MIO — A tiny songbird that almost exclusively nests within northern Michigan’s pine barrens is the champion of perhaps the region’s greatest conservation story.
The Kirtland’s warbler was on the brink of extinction 30 years ago.
But a concerted effort among conservation groups, state and federal environmental officials and countless volunteers launched a collective mission to manage the bird’s sensitive habitat to try and save the species.
The migratory songbird beloved by birdwatchers and nature-lovers has, through the years, climbed back to a healthy population level, all the while facing challenges with habitat and even parasitic threats like the brown-headed cowbird.
“The population numbers are very strong and have been for several years,” said Abigail Ertel, community program leader for Gaylord-based nonprofit Huron Pines conservation group. “That’s why they’ve been proposed for de-listing.”
The U.S. Fish and Wildlife Service more than a year ago proposed to remove the Kirtland’s warbler from the Endangered Species Act list, though the final decision has not yet been published. The bird’s current status is near-threatened.
The number of singing males hit record lows of 167 in 1974 and 1987, with a record high of 1,828 in 2011, according to the U.S. Fish and Wildlife Service.
This year’s census within Michigan’s Huron National Forest found 1,023 singing male warblers, the third consecutive census in which more than 1,000 were identified.
The majority of Kirtland’s warblers nest in northern Lower Michigan’s pine barrens after spending winters in the Bahamian Islands.
“The count was down slightly from 2017, but that may have been because of the rain,” said Phil Huber, biologist for the Huron-Manistee National Forests. “Overall, the figure indicates a healthy population.”
The census began in 1951 and was conducted annually from 1971 to 2017. Now the census happens every other year.
The process includes the Forest Service drawing parallel lines called transects at quarter-mile intervals through the Kirtland’s warbler nesting habitat. Each census taker walks at least two miles of transects per day, stopping for 5 minutes every 200 meters to listen for the warbler’s distinct song.
Census takers use a compass bearing to plot every bird’s probable location on a map. Then participants compare results at each day’s end to eliminate duplicates.
“You get up very, very early,” said Karen Markey, a census volunteer for 18 years. “It’s exhausting, don’t get me wrong, but I enjoy nature and giving back.”
This year’s census takers covered more than 23,000 acres during an 8-day period.
Kirtland’s warblers exclusively nest and breed beneath young jack pine stands primarily in Michigan, but also have been spotted in parts of Wisconsin and Ontario.
Human efforts to suppress wildfires in jack pine forests resulted in substantial habitat loss. Jack pine trees require fire to open their cones for regeneration.
That work to sustain habitat for the finicky nesting songbird must continue for the de-listing under consideration to go forward. It’s a human-action dependent species.
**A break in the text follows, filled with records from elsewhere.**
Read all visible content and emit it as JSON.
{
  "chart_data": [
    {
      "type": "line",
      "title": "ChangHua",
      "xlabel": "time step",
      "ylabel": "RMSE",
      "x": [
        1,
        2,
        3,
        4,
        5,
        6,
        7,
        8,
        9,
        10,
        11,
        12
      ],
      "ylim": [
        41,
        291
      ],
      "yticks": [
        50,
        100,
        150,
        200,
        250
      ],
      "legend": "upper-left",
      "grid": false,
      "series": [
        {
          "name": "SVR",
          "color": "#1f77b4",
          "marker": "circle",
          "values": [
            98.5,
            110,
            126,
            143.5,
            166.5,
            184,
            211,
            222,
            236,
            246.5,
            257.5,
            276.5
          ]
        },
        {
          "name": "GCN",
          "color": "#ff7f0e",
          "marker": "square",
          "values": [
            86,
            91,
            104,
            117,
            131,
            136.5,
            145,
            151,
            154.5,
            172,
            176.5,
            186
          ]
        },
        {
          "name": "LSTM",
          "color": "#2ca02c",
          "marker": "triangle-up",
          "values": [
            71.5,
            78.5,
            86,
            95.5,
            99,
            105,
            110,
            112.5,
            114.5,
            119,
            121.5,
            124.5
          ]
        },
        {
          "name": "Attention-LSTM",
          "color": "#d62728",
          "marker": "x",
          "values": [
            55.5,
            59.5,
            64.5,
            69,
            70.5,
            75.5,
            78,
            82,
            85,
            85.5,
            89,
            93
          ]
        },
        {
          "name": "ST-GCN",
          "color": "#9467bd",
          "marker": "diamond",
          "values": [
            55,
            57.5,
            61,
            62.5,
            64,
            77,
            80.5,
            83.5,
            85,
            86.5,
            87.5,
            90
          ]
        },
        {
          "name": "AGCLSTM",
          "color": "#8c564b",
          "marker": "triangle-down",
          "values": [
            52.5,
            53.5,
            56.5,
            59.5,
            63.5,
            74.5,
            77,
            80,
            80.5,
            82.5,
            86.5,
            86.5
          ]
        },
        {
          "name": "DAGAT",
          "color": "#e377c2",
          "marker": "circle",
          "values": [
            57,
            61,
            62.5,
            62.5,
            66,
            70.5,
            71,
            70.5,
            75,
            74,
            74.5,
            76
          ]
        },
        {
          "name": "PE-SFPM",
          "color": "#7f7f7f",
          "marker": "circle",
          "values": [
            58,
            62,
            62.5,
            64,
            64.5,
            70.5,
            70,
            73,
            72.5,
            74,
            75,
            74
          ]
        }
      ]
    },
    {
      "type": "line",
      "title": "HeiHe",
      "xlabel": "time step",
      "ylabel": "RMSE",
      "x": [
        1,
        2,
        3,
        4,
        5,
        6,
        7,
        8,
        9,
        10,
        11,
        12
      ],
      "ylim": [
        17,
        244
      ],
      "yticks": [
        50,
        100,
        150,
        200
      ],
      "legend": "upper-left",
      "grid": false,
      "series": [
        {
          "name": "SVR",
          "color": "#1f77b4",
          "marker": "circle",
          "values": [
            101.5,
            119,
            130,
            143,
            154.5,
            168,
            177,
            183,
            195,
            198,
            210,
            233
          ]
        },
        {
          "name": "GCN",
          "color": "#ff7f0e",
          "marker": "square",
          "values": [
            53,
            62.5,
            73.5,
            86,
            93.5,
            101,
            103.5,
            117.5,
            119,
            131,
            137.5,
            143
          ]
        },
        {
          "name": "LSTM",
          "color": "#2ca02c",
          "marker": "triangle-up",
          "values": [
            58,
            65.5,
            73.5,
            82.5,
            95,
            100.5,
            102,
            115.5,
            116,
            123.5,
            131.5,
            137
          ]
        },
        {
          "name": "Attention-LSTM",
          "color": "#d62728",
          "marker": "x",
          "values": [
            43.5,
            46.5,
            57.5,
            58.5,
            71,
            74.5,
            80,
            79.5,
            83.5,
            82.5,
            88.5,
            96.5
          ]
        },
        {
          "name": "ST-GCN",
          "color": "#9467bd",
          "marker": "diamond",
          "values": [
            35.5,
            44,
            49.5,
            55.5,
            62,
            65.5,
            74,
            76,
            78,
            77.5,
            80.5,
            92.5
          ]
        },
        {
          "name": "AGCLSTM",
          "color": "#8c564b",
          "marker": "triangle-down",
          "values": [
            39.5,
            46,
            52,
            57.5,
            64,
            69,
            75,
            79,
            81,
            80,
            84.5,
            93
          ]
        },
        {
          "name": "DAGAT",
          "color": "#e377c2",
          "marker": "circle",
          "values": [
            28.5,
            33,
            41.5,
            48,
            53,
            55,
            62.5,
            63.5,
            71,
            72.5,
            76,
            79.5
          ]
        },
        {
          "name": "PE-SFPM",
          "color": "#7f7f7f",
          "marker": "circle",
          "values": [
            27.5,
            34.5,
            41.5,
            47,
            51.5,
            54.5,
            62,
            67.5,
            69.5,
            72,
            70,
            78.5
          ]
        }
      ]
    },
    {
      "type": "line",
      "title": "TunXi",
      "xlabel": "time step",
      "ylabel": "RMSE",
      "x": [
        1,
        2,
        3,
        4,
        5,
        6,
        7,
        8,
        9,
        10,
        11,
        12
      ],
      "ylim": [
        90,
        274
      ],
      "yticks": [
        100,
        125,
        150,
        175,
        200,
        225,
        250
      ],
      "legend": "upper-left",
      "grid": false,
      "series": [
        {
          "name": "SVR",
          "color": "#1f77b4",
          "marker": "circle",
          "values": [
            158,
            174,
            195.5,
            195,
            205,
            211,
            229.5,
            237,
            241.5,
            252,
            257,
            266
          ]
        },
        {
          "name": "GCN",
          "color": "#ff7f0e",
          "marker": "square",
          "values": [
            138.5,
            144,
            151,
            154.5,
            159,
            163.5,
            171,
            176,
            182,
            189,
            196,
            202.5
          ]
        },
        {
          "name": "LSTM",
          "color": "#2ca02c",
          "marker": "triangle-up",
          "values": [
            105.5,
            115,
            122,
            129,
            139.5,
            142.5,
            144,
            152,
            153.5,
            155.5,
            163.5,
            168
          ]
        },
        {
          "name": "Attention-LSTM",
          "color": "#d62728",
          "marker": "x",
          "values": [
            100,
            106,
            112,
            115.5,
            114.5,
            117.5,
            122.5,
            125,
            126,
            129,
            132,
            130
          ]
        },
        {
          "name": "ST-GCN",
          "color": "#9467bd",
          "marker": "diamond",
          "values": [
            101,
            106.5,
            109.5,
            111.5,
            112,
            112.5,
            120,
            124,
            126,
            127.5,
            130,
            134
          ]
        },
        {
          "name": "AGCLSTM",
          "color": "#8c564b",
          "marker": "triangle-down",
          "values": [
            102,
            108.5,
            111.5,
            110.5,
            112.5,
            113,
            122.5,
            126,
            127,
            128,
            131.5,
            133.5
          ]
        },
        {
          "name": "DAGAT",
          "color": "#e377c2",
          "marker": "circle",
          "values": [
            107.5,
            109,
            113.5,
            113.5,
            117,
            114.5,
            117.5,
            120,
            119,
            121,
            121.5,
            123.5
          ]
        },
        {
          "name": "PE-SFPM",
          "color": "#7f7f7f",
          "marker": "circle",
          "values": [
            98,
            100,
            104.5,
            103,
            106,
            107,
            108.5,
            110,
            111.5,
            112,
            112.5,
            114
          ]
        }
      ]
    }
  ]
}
“It’s certainly a model for species in a similar situation,” Ertel said.
U.S. Forest Service wildlife biologist Kim Piccolo agreed.
“Every species is important,” she said. “The conservation team is setting up a model for other conservation-reliant species.”
Both Piccolo and Huber encourage new volunteers — especially those with birding or orienteering experience — to sign up to help continue the conservation efforts for the Kirtland’s warbler.
Prospective volunteers should be able to walk several miles through rough terrain and must be prepared to participate to census efforts for at least 5 years.
“Just spreading the word and teaching others about the Kirtland’s warbler is really important,” Piccolo said. “There is value in not losing parts of our forest.”